Novas tecnologias estão surgindo e prometem dar outro rumo ao desenvolvimento da área. Cito como ponto chave as tecnologias voltadas ao próprio sistema telefônico, como é o caso do 3G que promete revolucionar o modo do celular ser encarado pelos seus usuários, bem como plataformas de tecnologias voltadas a publicidade online específicas para mobile, que permitem inovar ao identificar usuários únicos, possibilitando o behavioral marketing via mobile, além da técnica de Engagement Map, que permite identificar todos os impactos responsáveis para gerar determinada conversão/venda/cadastro e não apenas o último anúncio visto ou clicado, como o atual padrão do mercado. Com isso novas oportunidades se abrem para anunciantes e veículos, que tem agora em a possibilidade de trabalhar com um adserver montado para o universo mobile.
O sucesso inicial de agências publicitárias Mobile brasileiras (tais como Pontomobi e Hands) e a chegada da MMA ao Brasil confirmam um pouco a começo da mudança deste cenário. E até mesmo a crise, que tende a diminuir as verbas publicitárias, pode alavancar ainda mais o mercado graças ao baixo custo.
A grande transição do modelo de Mobile Marketing, de mídia de nichos a mídia de massa, ainda está longe de acontecer e muito tem que ser moldado neste mercado: ainda não existem formatos padronizados, métricas são raramente discutidas e pouco se sabe em como analisar o retorno das ações.
No atual cenário o maior volume da publicidade móvel brasileira ainda é feita através de SMS e ações Bluetooth, sendo que as primeiras investidas em WAP resultaram em resultados excepcionais, pelo menos no quesito tráfego (Clicks). Exemplo de como as agências brasileiras vem utilizando o Mobile Marketing não faltam. Posso citar dois que vivenciei:
- A lanchonete The Fifities da Vila Olimpia em São Paulo oferece a todos seus clientes, via Bluetooth, “gifts” relacionados à empresa e ao Natal, tais como uma animação (em gif.) de seu produto natalino (Christmas Burguer), wallpaper e um Cartão digital (vcf) com o número do delivery, oferecendo assim um link para a continuidade do relacionamento e mais receita de um mesmo cliente.
- Como exemplo de ação de SMS, a última campanha da Microsoft para o Windows Server. Assim como grande parte das campanhas que utilizam o Mobile, através de um wap-site o SMS convidava a pessoa a cadastrar o número do celular para continuar recebendo conteúdo relevante (ao produto e ao usuário).
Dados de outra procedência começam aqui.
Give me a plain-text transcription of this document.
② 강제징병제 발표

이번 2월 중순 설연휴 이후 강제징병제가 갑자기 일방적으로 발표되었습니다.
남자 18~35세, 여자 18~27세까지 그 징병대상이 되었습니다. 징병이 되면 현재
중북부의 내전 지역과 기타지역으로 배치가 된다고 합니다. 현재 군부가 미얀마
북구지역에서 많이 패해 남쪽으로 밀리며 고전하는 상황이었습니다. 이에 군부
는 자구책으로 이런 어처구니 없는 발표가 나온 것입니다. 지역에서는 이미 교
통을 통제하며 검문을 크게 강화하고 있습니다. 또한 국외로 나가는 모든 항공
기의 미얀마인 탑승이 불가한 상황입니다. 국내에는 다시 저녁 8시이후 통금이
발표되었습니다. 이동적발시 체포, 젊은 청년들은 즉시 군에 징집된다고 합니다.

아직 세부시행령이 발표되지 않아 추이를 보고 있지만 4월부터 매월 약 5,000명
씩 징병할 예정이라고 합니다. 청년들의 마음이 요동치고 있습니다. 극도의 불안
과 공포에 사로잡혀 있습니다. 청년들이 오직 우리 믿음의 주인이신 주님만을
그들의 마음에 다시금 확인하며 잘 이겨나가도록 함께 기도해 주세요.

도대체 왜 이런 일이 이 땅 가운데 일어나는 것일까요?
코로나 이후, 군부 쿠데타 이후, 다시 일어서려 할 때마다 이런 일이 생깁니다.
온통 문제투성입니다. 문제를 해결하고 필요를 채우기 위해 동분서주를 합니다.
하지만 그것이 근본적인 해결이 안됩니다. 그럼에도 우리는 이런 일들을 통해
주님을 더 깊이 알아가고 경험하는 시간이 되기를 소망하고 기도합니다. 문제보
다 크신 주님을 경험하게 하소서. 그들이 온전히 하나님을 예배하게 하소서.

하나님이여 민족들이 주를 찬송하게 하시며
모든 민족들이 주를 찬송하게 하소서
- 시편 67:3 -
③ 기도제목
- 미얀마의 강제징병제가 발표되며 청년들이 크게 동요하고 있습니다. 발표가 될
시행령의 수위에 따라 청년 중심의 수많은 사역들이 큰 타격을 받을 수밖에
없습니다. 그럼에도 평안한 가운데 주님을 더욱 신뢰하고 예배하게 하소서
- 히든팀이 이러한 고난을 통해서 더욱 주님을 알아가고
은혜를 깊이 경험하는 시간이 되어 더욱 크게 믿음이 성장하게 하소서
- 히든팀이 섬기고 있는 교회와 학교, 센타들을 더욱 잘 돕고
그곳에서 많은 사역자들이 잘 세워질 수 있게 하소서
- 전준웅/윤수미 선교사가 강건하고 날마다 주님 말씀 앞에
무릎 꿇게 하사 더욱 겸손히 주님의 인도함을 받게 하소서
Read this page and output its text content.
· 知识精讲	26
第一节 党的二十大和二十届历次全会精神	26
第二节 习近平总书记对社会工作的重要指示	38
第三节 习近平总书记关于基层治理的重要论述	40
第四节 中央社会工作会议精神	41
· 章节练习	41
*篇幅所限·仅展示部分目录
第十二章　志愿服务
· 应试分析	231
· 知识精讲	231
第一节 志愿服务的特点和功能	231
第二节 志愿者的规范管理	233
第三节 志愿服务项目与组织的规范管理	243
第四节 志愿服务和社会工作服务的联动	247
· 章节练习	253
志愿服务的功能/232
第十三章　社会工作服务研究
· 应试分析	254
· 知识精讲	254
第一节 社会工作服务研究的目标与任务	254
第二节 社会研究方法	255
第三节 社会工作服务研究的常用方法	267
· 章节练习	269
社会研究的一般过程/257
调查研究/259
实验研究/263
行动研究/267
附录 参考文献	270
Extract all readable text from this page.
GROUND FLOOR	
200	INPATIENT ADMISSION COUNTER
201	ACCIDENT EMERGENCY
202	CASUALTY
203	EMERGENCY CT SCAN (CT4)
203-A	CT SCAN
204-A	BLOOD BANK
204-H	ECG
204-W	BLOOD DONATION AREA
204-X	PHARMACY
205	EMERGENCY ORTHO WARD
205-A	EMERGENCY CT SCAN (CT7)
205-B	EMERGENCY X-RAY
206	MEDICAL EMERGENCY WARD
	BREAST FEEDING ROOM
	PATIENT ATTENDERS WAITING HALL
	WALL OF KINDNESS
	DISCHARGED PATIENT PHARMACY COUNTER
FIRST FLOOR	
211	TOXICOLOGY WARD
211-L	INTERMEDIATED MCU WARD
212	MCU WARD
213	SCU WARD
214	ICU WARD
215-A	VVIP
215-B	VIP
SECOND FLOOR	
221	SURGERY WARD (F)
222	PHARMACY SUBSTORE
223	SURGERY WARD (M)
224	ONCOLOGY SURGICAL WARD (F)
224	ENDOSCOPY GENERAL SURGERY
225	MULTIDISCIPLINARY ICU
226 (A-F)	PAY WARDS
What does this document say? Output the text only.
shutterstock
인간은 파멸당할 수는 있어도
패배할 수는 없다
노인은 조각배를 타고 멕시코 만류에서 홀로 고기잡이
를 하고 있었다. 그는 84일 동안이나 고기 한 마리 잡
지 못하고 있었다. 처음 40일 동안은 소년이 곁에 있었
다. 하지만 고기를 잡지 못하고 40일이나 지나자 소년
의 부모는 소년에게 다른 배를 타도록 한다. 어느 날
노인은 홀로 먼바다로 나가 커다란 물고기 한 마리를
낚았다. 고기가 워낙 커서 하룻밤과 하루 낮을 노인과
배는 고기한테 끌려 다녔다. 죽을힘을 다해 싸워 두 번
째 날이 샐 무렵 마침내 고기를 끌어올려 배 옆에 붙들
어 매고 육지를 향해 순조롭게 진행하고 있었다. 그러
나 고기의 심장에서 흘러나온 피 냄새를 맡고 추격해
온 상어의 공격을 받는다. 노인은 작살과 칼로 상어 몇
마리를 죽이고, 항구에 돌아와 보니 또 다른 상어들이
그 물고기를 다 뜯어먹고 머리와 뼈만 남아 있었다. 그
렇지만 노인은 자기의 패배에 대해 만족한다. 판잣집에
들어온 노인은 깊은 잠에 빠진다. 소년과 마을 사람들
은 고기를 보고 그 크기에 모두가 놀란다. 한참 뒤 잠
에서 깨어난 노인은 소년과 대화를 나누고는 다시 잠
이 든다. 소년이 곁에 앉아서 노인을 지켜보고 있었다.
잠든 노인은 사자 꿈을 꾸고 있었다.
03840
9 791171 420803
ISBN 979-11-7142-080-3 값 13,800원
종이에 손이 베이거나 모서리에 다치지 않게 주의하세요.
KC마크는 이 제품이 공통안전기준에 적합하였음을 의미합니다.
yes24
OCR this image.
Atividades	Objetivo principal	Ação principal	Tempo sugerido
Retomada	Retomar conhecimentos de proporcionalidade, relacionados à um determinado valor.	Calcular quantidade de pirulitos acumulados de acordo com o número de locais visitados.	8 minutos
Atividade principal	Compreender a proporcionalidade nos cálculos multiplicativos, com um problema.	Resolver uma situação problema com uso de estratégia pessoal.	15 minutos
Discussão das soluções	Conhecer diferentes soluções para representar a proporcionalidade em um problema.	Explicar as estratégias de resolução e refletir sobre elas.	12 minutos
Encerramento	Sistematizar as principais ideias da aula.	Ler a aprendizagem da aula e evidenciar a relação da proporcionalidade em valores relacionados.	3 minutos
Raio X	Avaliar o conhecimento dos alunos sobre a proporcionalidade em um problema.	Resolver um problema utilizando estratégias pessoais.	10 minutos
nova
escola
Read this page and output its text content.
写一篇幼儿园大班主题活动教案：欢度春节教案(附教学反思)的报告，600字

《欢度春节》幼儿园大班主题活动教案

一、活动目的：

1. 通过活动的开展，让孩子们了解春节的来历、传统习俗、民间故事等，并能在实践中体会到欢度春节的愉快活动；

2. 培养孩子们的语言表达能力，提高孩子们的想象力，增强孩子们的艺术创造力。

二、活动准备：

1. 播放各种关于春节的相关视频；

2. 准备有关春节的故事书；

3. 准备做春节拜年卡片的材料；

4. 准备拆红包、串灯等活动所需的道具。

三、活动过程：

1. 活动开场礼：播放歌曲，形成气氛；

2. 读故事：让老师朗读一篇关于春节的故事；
Como resultado desta ação, mais de 5 mil cadastros em apenas 9 dias foram efetuados, com o banner de opt-in apresentando um CTR médio de 0,60%.
Da mesma forma que aconteceu com a internet, paradigmas deverão ser quebrados, porém o cenário é ainda mais positivo. Afinal, o brasileiro já está acostumado com a vida digital, o celular já faz parte do dia a dia e o alto grau de afinidade das novas gerações com as novas tecnologias e a sua necessidade de estar sempre conectado tende a fortalecer ainda mais o boom do Mobile Marketing.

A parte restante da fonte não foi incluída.